Noting the volume and keeping future passes through the teapot at that particular volume level would create a constance that would eliminate amplifying the standing wave and avoiding a pressure mode altogether allowing the true resonance of the teapot to sing. Come to think of it that may work nicely. If the original recording from the teapot was at say 20dB (or whatever), then play it back into the teapot at –3dB from that level. That way the original resonance is added to perfectly. The progress could be checked at intervals by amplifying the results so they could be heard at a decent level, but at least it should be free of artifacts and be a true resonance of the teapot. There’s also the addition of presence peaks from the mic and the amplifiers THD figures that need considering. Perhaps experiment with different mics, speakers, preamps and amplifiers as the fact that the tone landed exactly on 200 Hz seems odd to me. It’s not 197.3 or 204.7 for example but smack bang on 200Hz. Eliminating rogue frequencies would give a more acurate result. All this is from a slightly scientific point of view and if the whole aim is to simply make an instrument out of it then I’d say it works nicely as is.

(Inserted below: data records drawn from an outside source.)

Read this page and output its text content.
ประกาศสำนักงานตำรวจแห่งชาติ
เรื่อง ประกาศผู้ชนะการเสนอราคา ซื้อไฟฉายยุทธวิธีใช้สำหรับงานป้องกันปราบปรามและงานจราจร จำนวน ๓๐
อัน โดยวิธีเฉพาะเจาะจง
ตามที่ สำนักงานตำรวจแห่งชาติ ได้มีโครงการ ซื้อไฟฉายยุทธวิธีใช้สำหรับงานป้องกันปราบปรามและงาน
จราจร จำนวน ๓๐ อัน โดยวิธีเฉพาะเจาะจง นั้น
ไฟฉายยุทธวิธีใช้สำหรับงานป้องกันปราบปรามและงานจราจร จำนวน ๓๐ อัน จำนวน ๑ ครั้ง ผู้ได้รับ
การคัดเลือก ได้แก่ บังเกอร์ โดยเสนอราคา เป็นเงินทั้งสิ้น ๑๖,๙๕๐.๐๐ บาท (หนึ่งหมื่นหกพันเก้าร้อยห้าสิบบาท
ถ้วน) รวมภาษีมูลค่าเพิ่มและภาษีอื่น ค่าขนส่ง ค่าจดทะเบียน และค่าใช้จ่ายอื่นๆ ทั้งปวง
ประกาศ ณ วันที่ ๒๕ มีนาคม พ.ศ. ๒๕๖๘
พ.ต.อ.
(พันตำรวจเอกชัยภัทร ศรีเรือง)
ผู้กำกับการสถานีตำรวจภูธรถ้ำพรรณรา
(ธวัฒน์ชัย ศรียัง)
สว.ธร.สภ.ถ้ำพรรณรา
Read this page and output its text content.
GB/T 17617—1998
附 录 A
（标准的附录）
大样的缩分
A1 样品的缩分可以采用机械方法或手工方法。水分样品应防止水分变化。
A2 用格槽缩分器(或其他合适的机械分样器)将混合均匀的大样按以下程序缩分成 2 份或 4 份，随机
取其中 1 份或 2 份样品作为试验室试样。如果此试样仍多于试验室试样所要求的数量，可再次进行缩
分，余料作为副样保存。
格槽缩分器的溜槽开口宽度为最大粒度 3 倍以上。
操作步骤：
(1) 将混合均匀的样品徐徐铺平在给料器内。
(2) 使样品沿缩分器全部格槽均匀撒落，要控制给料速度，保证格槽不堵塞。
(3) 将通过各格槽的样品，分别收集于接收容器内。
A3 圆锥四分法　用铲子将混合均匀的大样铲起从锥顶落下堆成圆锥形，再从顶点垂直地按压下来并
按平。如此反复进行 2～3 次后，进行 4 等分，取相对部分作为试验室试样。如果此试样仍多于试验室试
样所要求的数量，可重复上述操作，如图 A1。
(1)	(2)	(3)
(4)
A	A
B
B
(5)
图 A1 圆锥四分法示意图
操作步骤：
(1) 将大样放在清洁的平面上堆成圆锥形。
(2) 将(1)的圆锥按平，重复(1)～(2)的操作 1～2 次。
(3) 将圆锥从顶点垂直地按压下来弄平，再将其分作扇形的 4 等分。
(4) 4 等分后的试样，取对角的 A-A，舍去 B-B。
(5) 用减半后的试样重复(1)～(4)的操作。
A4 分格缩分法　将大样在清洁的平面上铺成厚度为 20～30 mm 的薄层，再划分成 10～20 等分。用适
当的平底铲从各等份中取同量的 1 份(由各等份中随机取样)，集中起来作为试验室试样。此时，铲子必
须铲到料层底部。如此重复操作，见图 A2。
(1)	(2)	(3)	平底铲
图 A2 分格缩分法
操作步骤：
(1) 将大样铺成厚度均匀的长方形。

Whittington, Stephen. 2007. Forum Workshop “Still and Moving Lines”. Forum presented at the University of Adelaide, 10th May.

Louth-Robins, Tristan. 2007. Forum Workshop “Still and Moving Lines”. Forum presented at the University of Adelaide, 10th May.


2 comments:

Tristan Louth-Robins said...

As I said earlier today, thanks for the comments and observations RE: standing waves, dB, air pressure..I'll look into it.

Darren S said...

Excellent comments, Freddie. When does the text book come out?